The building Dentsu Aegis Network was based in 2019 in London.
On November 14, 2025, Dentsu Group announced its third-quarter results for the fiscal year ending in December. In discussing the company’s management over the past few years, it is impossible to ignore the 2013 acquisition of the Aegis Group for ¥400 billion. With an eye on a mature domestic market, this large-scale M&A aimed to pursue both “globalization” and a “digital shift.” However, the subsequent developments have not exactly gone smoothly. Ahead of the latest results, it is worth revisiting the factors behind its challenges.
Background of the Aegis Acquisition: Why Dentsu Aimed for “Global”
Revisiting the Acquisition Background
Limits and Saturation in the Domestic Market
One of the primary drivers behind the acquisition was the stagnation of Japan’s domestic advertising market. From the late 2000s, advertising spending in Japan had plateaued, and corporate marketing investments remained flat. With a declining population and long-term economic stagnation, it was clear that relying solely on the domestic market would eventually halt growth. At the time, Dentsu depended on the Japanese market for roughly 90% of its revenue, making the transition from a “domestic leader” to a “global player” an urgent priority.

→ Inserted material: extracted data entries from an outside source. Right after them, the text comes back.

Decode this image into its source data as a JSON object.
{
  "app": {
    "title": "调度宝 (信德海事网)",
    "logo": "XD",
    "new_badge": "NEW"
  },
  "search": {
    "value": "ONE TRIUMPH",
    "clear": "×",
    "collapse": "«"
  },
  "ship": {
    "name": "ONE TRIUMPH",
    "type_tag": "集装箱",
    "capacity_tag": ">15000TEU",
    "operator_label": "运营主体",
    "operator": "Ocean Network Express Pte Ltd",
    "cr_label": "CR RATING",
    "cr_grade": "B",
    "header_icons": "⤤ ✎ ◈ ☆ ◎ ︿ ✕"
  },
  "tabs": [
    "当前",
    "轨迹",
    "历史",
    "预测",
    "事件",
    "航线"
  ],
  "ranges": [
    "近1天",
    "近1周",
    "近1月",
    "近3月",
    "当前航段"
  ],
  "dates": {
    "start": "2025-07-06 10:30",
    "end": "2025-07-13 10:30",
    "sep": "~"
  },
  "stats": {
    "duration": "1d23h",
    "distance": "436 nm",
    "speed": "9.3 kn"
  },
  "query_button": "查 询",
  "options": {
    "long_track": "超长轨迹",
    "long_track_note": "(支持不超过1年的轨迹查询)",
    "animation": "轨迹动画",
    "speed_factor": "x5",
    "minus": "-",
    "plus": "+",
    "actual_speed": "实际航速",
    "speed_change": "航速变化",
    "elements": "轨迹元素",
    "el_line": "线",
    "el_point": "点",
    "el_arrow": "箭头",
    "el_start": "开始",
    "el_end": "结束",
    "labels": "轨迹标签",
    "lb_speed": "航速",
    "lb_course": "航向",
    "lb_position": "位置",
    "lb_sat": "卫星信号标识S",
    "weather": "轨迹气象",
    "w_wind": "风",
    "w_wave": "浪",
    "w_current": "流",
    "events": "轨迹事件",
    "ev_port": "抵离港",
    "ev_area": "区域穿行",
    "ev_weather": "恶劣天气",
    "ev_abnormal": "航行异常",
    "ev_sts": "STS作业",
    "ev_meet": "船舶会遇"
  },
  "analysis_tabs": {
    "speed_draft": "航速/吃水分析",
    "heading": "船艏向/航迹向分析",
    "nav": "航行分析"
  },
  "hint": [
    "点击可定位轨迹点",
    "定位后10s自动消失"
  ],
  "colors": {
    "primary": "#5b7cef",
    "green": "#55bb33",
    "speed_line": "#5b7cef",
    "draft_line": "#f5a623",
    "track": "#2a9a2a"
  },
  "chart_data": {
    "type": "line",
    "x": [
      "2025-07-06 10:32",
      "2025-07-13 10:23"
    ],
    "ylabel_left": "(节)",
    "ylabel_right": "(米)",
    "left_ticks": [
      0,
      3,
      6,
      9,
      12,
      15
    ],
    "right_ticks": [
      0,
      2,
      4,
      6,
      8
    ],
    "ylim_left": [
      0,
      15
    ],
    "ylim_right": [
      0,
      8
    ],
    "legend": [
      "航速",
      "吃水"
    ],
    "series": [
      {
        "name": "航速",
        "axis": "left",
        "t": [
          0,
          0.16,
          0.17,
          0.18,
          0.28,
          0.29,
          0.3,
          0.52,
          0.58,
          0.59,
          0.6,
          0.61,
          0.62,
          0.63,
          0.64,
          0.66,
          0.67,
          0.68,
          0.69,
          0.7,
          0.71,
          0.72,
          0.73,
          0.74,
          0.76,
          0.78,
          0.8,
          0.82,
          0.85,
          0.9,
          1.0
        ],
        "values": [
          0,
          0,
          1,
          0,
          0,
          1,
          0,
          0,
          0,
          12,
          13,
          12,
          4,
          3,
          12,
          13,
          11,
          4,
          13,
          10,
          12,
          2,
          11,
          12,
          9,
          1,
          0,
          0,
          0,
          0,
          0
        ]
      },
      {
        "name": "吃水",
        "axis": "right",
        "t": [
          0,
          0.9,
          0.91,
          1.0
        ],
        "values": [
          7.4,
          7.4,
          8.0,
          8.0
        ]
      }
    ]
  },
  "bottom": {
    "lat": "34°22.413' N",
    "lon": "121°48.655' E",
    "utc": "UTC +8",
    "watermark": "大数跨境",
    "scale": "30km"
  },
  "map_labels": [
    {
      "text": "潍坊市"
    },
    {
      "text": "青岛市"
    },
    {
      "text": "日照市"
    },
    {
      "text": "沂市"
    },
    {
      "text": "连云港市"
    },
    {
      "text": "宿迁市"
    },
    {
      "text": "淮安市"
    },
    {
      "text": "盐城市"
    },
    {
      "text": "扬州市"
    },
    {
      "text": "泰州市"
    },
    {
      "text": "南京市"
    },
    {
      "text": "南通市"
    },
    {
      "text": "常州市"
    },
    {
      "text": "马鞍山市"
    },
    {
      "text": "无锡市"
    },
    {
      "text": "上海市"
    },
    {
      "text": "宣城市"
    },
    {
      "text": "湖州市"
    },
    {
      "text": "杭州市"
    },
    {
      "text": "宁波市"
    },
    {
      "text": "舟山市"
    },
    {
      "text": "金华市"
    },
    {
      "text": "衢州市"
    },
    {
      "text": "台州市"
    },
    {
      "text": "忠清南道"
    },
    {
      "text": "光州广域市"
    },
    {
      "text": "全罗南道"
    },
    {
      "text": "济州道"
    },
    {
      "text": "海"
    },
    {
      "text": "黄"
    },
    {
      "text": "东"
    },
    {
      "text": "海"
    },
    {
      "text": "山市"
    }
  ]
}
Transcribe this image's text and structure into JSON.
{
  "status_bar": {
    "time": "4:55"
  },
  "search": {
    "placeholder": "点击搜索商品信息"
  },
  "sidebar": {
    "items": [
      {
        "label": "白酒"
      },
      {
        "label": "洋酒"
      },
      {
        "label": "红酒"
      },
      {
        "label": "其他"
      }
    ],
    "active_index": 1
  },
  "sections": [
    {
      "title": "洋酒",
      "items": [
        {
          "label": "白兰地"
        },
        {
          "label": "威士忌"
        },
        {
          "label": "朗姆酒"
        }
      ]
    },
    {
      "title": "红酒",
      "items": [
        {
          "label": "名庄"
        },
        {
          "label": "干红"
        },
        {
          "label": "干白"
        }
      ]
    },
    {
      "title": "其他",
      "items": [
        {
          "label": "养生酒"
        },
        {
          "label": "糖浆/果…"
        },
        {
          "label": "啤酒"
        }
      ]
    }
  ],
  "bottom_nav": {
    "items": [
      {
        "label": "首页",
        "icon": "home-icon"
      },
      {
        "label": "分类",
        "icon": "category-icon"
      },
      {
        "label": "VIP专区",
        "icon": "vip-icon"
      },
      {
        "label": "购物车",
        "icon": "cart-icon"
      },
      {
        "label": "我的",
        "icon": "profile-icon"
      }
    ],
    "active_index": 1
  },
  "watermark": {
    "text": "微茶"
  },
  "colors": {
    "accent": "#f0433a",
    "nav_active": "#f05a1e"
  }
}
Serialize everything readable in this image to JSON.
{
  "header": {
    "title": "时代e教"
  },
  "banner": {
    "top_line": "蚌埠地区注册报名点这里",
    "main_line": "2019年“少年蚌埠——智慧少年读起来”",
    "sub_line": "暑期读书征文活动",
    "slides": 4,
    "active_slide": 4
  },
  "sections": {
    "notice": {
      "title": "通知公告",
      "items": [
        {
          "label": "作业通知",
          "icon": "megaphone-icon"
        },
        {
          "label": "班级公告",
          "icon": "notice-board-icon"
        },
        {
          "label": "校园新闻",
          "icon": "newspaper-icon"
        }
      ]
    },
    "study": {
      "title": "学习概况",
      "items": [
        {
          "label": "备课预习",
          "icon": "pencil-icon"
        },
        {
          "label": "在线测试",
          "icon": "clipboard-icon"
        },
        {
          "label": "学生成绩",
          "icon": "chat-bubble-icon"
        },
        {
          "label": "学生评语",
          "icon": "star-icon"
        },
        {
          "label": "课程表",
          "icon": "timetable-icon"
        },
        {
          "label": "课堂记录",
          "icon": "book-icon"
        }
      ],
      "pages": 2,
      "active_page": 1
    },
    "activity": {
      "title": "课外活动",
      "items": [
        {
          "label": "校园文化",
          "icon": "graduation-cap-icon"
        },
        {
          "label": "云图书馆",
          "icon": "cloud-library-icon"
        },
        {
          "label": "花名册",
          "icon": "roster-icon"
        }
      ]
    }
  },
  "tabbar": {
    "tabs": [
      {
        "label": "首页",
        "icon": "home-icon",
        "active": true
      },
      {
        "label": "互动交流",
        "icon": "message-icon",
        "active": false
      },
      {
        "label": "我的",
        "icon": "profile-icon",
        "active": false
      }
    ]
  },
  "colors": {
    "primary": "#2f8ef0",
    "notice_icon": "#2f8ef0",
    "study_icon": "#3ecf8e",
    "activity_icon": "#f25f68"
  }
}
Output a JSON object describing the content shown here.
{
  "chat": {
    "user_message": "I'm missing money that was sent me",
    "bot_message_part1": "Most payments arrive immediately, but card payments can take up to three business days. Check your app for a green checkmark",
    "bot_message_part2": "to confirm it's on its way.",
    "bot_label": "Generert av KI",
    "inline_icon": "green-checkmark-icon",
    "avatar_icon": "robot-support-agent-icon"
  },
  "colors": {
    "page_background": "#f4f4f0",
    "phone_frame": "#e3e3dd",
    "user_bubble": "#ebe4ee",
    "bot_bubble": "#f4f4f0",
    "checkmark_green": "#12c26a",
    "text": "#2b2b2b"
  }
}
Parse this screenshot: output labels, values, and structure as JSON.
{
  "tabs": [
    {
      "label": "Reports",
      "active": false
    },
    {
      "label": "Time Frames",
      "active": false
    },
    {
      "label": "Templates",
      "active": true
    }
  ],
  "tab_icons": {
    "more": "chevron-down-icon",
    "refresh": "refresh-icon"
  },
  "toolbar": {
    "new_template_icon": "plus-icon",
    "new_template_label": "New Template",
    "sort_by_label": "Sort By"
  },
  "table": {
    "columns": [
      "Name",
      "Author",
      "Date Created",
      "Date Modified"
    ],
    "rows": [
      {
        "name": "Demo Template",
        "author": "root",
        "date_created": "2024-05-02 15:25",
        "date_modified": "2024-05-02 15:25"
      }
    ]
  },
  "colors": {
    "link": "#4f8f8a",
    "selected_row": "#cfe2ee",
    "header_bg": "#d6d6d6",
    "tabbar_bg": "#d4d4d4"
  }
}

The Digital Wave and Accelerating Global Competition
Another key factor was the digital shift in advertising. Platforms like Facebook, Google, and YouTube were rapidly emerging, and the focus of advertising was moving away from TV and newspapers toward digital channels. In the West, digital advertising capabilities were becoming a decisive factor for agency competitiveness, and Dentsu, heavily centered on the Japanese market, was clearly lagging behind.
Aegis was a European advertising group with notable strengths in the digital arena. Its subsidiaries, such as Carat and Vizeum, were renowned for their data-driven strategies and media-buying expertise, offering Dentsu the immediate “global × digital” capabilities it lacked.
Global Network and Acquisition of Global Clients
Headquartered in London, Aegis operated in over 100 countries across Europe, North America, and Asia. Its client roster included global brands such as Unilever, Mastercard, and Microsoft. The acquisition was therefore not merely about “scale”; it was a strategic move to instantly gain a network of global clients.
Through this deal, Dentsu leaped from the world’s fifth-largest advertising group to the third, aiming to transform into a “global holding company” beyond its domestic roots.
Pursuit of Discontinuous Growth and a “Now-or-Never” Decision
At the time, Dentsu saw the limits of organic domestic growth and sought discontinuous growth through M&A. The Aegis acquisition was the pinnacle of this strategy, with a price tag of approximately £3.16 billion (around ¥395.5 billion). CEO Naoki Ishii stated at the time:
“This is a strategic decision to create the next-generation Dentsu Group, centered on digital and globalization.”
Major Western advertising groups such as WPP, Omnicom, Publicis, and Interpublic were also accelerating restructuring, and Dentsu’s leadership reportedly feared that missing this timing would leave the company trailing in the global market.
Summary: A Rational Decision, But the Results Were…The Aegis acquisition addressed three simultaneous challenges:
- Limits of the domestic market
- Adapting to digital transformation
- Gaining a global network
It was, in theory, a rational move. However, the following decade revealed the difficulties of post-merger integration and the challenges of profitability: goodwill impairments, underperformance in overseas operations, and friction due to cultural differences. Behind the ambitious goal of “going global,” unexpected challenges began to accumulate.